Lars Gullik Bjønnes wrote:
> Conversion between the different unicode encodings are pretty cheap.
Yes, but what I am more concerned about are lots of ucs4_to_utf8 or vice
versa in the code. That just makes it a bit less readable.
> | Since the po
> | files will eventually be in utf8 it seems natural to use utf8 for
> | _(), too.
>
> Yes. However to make us able to ignore the norm of the po files I am
> going to use bind_textdomain_codeset so that we always get utf-8.
Good.
Here comes the next bit: I discovered that the result of
std::vector<char> ucs4_to_utf8(boost::uint32_t c)
was never used as a vector. I changed it to std::string, and that simplifies
the code. In particular it removes manual fiddling with the terminating
'\0', which we should not do IMHO.
Is this change OK with you?
Finally the last hunk of the patch makes the ToC in plain text output
readable. Without the other changes I would need to do the '\0' hack here
as well.
Georg
Index: src/output_plaintext.C
===================================================================
--- src/output_plaintext.C (Revision 14700)

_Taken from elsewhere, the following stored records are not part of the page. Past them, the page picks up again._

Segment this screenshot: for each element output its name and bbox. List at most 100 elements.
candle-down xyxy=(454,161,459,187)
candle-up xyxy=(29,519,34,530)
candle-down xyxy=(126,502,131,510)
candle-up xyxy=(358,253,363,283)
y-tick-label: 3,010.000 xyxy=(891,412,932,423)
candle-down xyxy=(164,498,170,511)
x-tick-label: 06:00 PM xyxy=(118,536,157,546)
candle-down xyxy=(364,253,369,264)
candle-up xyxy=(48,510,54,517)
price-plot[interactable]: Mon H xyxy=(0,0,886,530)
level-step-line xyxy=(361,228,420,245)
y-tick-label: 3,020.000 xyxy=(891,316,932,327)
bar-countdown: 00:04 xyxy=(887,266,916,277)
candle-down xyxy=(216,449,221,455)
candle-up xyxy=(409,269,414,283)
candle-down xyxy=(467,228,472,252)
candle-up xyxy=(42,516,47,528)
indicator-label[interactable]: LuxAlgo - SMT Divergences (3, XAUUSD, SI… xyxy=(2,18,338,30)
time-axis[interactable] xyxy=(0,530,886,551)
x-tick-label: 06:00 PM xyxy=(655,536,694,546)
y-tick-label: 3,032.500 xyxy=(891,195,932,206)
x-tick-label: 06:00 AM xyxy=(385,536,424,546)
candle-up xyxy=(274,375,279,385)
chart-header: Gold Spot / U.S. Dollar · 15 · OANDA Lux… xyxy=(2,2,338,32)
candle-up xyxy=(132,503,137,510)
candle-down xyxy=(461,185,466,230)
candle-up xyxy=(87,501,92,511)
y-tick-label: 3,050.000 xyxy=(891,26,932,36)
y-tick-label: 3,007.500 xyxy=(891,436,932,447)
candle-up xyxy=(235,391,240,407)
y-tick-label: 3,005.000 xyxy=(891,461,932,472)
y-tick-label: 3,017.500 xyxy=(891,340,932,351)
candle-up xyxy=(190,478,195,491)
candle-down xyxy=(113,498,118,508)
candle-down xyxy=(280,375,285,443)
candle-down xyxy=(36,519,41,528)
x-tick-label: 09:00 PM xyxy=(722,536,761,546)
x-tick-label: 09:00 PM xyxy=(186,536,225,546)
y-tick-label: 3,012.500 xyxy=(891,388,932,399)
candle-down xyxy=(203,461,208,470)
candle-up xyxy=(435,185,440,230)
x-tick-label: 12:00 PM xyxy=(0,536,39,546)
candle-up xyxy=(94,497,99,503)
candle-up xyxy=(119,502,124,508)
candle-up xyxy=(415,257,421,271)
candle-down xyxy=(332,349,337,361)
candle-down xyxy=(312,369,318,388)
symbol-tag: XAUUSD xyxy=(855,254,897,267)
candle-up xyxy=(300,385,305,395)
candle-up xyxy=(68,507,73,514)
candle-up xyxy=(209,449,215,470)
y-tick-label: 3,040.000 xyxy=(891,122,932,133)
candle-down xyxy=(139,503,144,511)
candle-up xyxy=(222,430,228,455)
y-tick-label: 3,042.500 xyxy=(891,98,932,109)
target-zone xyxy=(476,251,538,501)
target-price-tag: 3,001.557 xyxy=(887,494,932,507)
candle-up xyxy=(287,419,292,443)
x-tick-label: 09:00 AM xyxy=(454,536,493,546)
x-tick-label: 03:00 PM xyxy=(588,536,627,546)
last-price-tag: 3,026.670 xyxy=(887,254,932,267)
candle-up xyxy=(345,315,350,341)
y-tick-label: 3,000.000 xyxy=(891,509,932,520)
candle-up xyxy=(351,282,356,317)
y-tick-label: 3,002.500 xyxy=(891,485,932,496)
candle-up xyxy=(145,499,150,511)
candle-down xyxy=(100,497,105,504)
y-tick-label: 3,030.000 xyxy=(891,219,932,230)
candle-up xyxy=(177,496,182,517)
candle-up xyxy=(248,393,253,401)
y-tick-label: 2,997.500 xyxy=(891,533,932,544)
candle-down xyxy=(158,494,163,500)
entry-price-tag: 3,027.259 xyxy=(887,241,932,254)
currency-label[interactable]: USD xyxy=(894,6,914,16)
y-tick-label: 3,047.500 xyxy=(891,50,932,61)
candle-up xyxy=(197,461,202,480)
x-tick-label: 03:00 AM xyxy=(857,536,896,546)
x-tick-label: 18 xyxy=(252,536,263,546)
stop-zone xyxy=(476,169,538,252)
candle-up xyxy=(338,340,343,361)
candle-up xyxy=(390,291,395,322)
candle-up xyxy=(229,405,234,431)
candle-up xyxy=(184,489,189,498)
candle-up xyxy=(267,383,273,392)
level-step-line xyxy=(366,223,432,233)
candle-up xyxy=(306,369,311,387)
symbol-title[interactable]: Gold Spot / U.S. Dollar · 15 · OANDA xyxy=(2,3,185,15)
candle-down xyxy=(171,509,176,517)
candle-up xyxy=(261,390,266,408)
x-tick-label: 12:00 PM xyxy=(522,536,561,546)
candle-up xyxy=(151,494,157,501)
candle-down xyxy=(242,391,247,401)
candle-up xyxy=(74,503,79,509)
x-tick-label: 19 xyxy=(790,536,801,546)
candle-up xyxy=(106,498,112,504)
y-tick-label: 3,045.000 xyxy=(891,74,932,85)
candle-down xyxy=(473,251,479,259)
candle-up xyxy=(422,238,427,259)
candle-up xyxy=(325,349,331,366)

+++ src/output_plaintext.C (Arbeitskopie)
@@ -234,8 +234,7 @@ void asciiParagraph(Buffer const & buf,
break;
default: {
- std::vector<char> const tmp = ucs4_to_utf8(c);
- word.append(tmp.begin(), tmp.end());
+ word += ucs4_to_utf8(c);
if (runparams.linelen > 0 &&
currlinelen + word.length() > runparams.linelen)
{
Index: src/lyxfunc.C
===================================================================
--- src/lyxfunc.C (Revision 14695)
+++ src/lyxfunc.C (Arbeitskopie)
@@ -323,8 +323,7 @@ void LyXFunc::processKeySym(LyXKeySymPtr
if (func.action == LFUN_SELF_INSERT) {
if (encoded_last_key != 0) {
- std::vector<char> tmp = ucs4_to_utf8(encoded_last_key);
- string const arg(tmp.begin(), tmp.end());
+ string const arg = ucs4_to_utf8(encoded_last_key);
dispatch(FuncRequest(LFUN_SELF_INSERT, arg,
FuncRequest::KEYBOARD));
lyxerr[Debug::KEY]
Index: src/support/unicode.C
===================================================================
--- src/support/unicode.C (Revision 14695)
+++ src/support/unicode.C (Arbeitskopie)
@@ -275,7 +275,7 @@ std::vector<char> ucs4_to_utf8(std::vect
}
-std::vector<char> ucs4_to_utf8(boost::uint32_t c)
+std::string const ucs4_to_utf8(boost::uint32_t c)
{
std::vector<char> in;
in.push_back(static_cast<char>((c & 0xff000000) >> 24));
@@ -283,5 +291,5 @@ std::vector<char> ucs4_to_utf8(boost::ui
in.push_back(static_cast<char>((c & 0x0000ff00) >> 8));
in.push_back(static_cast<char>(c & 0x000000ff));
std::vector<char> res = iconv_convert("UTF-8", "UCS-4", in);
- return res;
+ return string(res.begin(), res.end());
}
Index: src/support/unicode.h
===================================================================
--- src/support/unicode.h (Revision 14695)
+++ src/support/unicode.h (Arbeitskopie)
@@ -34,7 +34,7 @@ ucs4_to_ucs2(boost::uint32_t c);
std::vector<char>
ucs4_to_utf8(std::vector<boost::uint32_t> const & ucs4str);
-std::vector<char>
+std::string const
ucs4_to_utf8(boost::uint32_t c);
#endif
Index: src/paragraph.C
===================================================================
--- src/paragraph.C (Revision 14695)
+++ src/paragraph.C (Arbeitskopie)
@@ -214,11 +214,9 @@ void Paragraph::write(Buffer const & buf
}
// this check is to amend a bug. LyX sometimes
// inserts '\0' this could cause problems.
- if (c != '\0') {
- std::vector<char> tmp = ucs4_to_utf8(c);
- tmp.push_back('\0');
- os << &tmp[0];
- } else
+ if (c != '\0')
+ os << ucs4_to_utf8(c);
+ else
lyxerr << "ERROR (Paragraph::writeFile):"
" NULL char in structure." << endl;
++column;
@@ -1591,7 +1589,7 @@ string const Paragraph::asString(Buffer
for (pos_type i = beg; i < end; ++i) {
value_type const c = getUChar(buffer.params(), i);
if (isPrintable(c))
- os << c;
+ os << ucs4_to_utf8(c);
else if (c == META_INSET)
getInset(i)->textString(buffer, os, runparams);
}